In the meantime, there’s this purely American phenomenon to distract you. Yesterday, my family and I were out shopping, and in the parking lot of Target was a jeep-like vehicle. From its tow thingie were dangling two very large and very red bulbous shapes.

What is that, my lovely and sometimes naive wife wondered.

Grayson and I clued her in: it’s a scrotum. Testicles. Balls.

Ew, she said.

Maybe if I had an iPhone I would remember that I am equipped to snap a photograph on the spot, but since I bought my phone to be just a phone until I get an iPhone next year, I keep forgetting that I can whip that sucker out and document the atrocities.
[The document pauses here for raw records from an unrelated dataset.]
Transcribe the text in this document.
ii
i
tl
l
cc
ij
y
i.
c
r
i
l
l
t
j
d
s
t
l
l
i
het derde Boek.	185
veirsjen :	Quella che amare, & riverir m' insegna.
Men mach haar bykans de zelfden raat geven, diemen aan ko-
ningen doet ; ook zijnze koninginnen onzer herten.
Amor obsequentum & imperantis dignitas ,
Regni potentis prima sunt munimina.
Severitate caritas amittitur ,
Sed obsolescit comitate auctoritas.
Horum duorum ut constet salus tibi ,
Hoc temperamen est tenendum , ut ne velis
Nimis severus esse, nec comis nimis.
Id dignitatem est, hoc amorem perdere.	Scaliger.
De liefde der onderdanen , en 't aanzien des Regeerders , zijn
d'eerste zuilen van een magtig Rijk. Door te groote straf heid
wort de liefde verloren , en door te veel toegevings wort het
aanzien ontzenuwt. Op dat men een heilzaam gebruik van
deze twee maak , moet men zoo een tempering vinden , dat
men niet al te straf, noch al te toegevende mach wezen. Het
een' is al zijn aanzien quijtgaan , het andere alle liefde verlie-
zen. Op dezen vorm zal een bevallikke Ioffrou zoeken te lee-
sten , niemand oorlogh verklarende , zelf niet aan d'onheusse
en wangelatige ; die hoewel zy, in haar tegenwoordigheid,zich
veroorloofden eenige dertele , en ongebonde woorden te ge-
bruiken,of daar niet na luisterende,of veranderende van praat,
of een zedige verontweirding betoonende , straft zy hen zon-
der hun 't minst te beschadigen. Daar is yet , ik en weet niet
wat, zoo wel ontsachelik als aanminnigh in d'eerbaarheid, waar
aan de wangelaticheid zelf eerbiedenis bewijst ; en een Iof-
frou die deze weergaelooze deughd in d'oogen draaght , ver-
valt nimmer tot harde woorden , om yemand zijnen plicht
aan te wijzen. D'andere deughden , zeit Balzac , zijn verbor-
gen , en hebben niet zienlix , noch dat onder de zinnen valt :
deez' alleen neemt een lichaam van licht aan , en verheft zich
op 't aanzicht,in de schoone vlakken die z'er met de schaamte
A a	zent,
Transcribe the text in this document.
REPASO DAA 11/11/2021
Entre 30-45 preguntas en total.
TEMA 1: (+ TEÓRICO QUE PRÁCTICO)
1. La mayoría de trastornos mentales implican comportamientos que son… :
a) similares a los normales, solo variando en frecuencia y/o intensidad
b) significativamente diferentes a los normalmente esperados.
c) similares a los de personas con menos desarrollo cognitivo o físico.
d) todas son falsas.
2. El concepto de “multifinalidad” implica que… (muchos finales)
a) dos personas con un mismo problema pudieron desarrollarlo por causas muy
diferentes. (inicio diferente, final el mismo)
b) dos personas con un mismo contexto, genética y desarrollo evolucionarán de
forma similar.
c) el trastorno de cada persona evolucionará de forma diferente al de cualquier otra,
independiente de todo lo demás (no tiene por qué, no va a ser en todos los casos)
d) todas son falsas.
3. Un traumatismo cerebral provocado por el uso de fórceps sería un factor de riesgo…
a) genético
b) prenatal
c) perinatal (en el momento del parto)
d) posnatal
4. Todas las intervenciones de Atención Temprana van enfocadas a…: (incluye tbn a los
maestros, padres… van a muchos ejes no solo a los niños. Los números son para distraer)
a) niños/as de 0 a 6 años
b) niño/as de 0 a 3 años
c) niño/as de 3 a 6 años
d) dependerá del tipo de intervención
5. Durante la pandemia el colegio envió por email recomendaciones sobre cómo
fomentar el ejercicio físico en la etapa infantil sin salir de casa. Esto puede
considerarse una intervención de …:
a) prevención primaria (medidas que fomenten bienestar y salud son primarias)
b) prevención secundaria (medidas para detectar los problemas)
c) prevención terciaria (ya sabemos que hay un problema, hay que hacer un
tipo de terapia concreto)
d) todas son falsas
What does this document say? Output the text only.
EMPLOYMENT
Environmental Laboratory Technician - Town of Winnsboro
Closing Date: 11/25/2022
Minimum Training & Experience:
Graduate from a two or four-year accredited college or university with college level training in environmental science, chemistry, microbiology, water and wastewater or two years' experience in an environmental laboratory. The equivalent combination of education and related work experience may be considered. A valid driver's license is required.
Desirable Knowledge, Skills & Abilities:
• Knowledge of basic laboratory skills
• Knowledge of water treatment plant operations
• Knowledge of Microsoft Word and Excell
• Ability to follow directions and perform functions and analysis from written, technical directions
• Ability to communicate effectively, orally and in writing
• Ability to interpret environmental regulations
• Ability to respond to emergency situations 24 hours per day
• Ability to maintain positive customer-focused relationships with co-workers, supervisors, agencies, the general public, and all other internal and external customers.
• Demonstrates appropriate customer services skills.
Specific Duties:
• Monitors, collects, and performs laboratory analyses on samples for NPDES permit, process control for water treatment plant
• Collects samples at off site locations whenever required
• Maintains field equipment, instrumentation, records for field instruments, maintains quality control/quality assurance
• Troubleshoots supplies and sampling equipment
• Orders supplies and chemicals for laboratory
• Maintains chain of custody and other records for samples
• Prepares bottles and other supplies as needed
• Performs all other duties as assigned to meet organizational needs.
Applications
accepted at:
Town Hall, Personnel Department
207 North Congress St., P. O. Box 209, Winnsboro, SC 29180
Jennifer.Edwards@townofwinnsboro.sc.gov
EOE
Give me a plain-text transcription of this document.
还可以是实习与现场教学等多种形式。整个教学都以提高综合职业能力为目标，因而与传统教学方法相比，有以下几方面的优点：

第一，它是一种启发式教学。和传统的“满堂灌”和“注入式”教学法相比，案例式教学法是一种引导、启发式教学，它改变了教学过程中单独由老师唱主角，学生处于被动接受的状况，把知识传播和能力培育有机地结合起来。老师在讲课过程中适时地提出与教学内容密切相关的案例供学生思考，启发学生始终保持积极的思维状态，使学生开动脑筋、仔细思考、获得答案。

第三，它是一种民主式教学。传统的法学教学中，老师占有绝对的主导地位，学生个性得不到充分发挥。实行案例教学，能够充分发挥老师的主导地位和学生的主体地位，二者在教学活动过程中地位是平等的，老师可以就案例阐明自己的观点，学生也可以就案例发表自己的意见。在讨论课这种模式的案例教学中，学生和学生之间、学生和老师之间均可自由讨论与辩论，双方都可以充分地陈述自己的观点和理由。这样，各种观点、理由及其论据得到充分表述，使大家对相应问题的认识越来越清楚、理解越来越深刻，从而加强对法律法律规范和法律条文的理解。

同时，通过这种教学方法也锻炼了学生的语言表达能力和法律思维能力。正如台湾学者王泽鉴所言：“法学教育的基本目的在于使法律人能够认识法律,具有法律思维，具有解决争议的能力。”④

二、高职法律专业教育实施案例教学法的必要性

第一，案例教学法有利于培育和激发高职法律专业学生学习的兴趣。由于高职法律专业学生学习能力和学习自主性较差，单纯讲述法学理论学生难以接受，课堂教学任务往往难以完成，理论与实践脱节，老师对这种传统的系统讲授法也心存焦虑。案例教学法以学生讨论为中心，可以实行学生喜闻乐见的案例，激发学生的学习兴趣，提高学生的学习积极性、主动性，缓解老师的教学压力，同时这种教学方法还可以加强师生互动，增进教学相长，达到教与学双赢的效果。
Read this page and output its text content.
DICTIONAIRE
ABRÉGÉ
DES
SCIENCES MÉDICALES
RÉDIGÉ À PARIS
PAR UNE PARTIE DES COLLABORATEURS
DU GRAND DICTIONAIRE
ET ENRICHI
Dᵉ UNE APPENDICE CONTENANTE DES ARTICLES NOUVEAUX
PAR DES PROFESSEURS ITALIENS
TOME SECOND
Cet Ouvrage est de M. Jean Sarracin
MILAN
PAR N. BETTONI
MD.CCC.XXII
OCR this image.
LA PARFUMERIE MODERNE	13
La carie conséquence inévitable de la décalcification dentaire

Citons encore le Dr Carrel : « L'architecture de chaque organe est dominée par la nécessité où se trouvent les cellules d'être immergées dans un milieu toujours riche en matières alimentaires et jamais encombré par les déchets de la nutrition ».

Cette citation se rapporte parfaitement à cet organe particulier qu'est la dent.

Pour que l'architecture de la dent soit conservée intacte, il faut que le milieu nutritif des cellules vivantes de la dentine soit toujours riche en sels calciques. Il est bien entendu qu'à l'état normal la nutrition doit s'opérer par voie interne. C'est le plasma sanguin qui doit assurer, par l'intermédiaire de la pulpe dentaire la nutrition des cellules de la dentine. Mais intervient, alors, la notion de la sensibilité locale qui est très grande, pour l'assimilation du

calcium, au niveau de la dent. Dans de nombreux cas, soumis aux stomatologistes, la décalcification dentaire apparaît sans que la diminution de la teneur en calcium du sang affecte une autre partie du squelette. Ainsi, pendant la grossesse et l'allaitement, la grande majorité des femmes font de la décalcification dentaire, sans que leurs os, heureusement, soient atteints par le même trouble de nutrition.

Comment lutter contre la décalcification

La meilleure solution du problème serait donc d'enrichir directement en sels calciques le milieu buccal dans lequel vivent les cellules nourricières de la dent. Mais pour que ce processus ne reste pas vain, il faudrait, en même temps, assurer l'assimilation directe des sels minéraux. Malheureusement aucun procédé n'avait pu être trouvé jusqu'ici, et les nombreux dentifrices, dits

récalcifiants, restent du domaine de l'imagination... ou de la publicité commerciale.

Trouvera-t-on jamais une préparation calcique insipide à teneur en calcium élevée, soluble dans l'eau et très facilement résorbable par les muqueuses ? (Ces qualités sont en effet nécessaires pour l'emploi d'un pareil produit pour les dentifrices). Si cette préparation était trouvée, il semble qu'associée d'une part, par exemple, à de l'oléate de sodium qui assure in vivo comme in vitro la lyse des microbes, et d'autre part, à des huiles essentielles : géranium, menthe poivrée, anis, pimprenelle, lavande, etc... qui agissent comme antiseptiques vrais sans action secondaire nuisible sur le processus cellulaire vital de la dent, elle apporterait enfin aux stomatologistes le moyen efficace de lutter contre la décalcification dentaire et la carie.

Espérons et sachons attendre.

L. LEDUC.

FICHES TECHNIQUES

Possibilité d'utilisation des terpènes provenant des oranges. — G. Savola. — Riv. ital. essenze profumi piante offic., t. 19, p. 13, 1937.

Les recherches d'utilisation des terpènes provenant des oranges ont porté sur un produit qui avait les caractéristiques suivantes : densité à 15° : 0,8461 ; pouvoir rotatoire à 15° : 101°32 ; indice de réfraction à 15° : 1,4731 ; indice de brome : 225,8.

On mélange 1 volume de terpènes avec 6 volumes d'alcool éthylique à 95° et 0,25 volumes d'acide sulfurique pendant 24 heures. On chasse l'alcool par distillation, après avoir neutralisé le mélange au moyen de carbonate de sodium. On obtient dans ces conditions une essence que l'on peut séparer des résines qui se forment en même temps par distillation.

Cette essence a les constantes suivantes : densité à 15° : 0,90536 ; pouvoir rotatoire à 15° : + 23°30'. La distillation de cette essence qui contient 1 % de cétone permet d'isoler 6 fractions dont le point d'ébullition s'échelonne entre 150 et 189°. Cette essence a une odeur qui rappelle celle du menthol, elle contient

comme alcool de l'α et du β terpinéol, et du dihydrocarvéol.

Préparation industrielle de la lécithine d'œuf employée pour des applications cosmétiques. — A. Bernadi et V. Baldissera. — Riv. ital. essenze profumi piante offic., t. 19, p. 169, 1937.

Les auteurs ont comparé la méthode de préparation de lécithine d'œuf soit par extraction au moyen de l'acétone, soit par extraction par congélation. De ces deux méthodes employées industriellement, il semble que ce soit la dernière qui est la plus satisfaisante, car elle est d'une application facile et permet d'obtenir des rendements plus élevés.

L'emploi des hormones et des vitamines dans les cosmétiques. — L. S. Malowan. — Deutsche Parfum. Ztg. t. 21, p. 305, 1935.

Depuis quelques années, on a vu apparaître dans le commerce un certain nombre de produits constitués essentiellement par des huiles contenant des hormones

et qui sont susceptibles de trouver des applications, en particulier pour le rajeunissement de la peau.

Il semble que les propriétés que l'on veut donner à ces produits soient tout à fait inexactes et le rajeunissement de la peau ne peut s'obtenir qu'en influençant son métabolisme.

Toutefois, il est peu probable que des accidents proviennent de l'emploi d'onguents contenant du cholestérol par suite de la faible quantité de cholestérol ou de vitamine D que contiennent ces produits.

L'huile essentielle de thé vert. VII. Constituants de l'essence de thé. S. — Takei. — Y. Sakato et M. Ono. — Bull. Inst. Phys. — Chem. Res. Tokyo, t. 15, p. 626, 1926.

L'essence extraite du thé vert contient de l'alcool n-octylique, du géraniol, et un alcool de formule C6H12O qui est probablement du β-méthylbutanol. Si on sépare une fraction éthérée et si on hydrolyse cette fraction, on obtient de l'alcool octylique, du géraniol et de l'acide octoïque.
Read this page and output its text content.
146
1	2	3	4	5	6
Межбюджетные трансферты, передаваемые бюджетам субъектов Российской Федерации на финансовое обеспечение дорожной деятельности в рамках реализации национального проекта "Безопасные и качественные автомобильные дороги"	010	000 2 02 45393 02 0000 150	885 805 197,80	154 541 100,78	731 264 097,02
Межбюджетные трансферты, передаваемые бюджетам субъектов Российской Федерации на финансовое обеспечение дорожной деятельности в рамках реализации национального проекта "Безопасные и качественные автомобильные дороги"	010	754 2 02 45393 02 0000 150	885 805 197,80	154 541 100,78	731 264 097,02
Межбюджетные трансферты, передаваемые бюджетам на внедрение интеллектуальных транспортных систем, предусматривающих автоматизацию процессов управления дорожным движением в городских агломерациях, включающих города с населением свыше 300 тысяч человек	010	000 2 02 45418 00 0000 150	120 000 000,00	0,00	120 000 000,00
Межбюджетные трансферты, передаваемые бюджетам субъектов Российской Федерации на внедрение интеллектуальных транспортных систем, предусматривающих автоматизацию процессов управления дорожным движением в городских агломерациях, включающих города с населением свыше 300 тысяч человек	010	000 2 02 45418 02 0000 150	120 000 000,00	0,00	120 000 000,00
So there’s no picture of this marvel. However, I feel sure my faithful readers will have no problem at all envisioning this. (And if you’re a liar and say you can’t quite see it, look here.)

But that was not enough. Above this dude’s testicular display, on the rear window, was a very large decal: Calvin, kneeling in prayer before the cross, with the statement, “Every knee shall bow,” in Old English text, of course.

Well.

Is it just me, or is there a disjunct between those two cultural signifiers?

Let me rephrase that: Shouldn’t there be a disjunct between those two cultural signifiers? Because, unfortunately, there’s not.

Observe:

Or this:

This is from a t-shirt sold by Operation Straight Up Tour, a group officially promoted by the Pentagon; it is an “evangelical entertainment troupe that actively proselytizes among active-duty members of the US military.” (quote from Max Blumenthal, writing in The Nation)

Shall we take care of the snickering first? Such is my readership that I think I don’t have to point out the Tom of Finland [NSFW] allusions in this Straight Up (what were they thinking?) merchandise. Is it possible, how is it possible, that our young men in uniform can look at this shirt and think, “Wow! That’s tough!” and not “I don’t know, Sarge, that looks a little homoerotic to me…”? [If I were very evil, I could continue with: Sarge says, “Hm. Take off your shirt and sit on my face and let’s see.”]

Enough of that. No, I said, enough of that. Back to our main point, which is that if I learned anything in Sunday School at First Baptist, it was that the main idea of the Christ’s teachings was that we didn’t beat up the other guys. Moreover, if they offered to whip us, we should let them. No, really, that’s what he said. Not a lot of wiggle room there.

So who are these people with Jesus Trucks and queer bodybuilders and badass attitudes? Besides Republican voters, I mean. Really, if one owns a t-shirt that says “Because J.C. lives in me,” should one be threatening the rest of the populace with violence? Or imprecatory prayer?

Is this testosterone-addled abomination now what Christianity has become?